What Happened When We Finally Saw a Doctor
My uncle went to his GP the following week, a little reluctantly, and mostly because I’d kept gently bringing it up. Blood tests showed raised liver enzymes and bilirubin levels consistent with hepatitis, rather than anything more advanced — the kind of liver panel blood tests that are often part of working out what’s going on gave his GP a clear enough picture to refer him on for further investigation rather than treating it as an emergency.
It wasn’t liver failure. But the GP was clear that catching it at this stage, rather than months later, gave him a far better set of options than waiting would have. That distinction — early versus late — is what stuck with me most from the whole experience. He’s since made some changes to his diet and cut back on alcohol significantly, and his follow-up results a few months later were genuinely reassuring, which was a relief for the whole family, not just him.
When Jaundice Needs Emergency Care
Seek emergency care for jaundice alongside: confusion or drowsiness, vomiting blood, black or tarry stools, severe abdominal swelling, or a rapid onset of symptoms over just a few days. These combinations point toward acute liver failure and need immediate hospital assessment, not a routine GP appointment.
What I Do Differently Now
I don’t second-guess mentioning things anymore. If I notice something that looks even slightly off in someone close to me, I say it, even if it feels awkward in the moment — the way pointing out my uncle’s eyes felt awkward at that dinner table. Awkwardness is a genuinely small price compared to the alternative of staying quiet and finding out later that it mattered.
Understanding jaundice liver failure and how the two are actually related also changed how seriously I take routine blood tests and check-ups generally. A liver test result is easy to overlook on paper, but it turns out to be one of the more revealing signals the body gives, long before more dramatic symptoms would ever appear. I’ve booked my own routine check-up since, partly out of curiosity, and partly because ignoring the possibility never actually protects anyone from it.

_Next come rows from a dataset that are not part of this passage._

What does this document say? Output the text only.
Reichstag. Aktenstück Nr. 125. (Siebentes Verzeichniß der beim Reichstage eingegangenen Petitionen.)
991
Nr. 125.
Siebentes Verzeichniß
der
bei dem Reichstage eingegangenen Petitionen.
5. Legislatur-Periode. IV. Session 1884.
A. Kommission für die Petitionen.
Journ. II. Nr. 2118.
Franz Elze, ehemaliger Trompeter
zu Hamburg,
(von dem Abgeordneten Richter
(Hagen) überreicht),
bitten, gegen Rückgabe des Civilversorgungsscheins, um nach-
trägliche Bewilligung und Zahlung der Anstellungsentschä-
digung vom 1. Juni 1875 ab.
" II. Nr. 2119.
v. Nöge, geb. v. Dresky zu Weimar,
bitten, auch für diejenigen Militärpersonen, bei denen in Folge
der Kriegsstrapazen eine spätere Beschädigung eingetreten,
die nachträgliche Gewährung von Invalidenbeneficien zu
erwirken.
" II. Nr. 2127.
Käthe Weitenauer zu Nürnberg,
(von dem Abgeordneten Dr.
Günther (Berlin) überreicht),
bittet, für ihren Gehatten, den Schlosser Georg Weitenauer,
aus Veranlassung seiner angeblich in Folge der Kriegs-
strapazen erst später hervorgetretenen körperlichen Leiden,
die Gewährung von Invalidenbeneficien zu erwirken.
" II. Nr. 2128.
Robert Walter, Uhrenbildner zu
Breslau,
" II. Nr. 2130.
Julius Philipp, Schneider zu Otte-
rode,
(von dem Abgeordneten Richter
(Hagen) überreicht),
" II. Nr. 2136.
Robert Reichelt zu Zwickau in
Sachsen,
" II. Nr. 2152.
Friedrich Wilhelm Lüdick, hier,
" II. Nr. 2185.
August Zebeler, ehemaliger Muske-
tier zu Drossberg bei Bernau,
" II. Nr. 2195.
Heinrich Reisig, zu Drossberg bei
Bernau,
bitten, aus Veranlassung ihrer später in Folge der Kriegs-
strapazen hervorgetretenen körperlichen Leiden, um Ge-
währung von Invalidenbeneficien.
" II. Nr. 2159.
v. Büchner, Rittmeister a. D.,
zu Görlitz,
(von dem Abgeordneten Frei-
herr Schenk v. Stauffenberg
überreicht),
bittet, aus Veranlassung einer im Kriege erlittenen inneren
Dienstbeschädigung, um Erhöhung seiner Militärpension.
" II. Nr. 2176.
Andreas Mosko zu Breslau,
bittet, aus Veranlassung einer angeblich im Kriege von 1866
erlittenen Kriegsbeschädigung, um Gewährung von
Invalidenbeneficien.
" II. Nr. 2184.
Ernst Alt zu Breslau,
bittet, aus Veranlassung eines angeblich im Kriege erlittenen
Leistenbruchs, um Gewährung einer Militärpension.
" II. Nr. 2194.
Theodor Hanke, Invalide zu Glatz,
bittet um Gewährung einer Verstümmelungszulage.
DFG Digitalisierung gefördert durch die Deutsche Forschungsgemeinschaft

Frequently Asked Questions
Does jaundice always mean liver failure?
No. Jaundice can have mild, temporary causes, but it’s often one of the earliest visible signs of liver failure, so it should always be checked by a GP.
What are the first signs of liver failure?
Jaundice, dark urine, pale stools, fatigue, and loss of appetite are common early signs, with confusion and severe swelling appearing in more advanced stages.
Can jaundice be reversed?
It depends on the underlying cause. Jaundice from treatable conditions like hepatitis or a blocked bile duct often resolves with treatment; jaundice from advanced cirrhosis is harder to reverse.
Is jaundice always a medical emergency?
Not always, but jaundice combined with confusion, vomiting blood, black stools, or rapid symptom onset is a medical emergency requiring immediate care.
What tests are used to check for liver failure?
Blood tests checking liver enzymes and bilirubin levels, along with imaging like ultrasound and sometimes a liver biopsy, are the standard ways to assess liver function.
This article is for informational purposes only and does not constitute medical advice. Jaundice should always be assessed by a GP, and jaundice accompanied by confusion, severe pain, or bleeding requires immediate emergency care.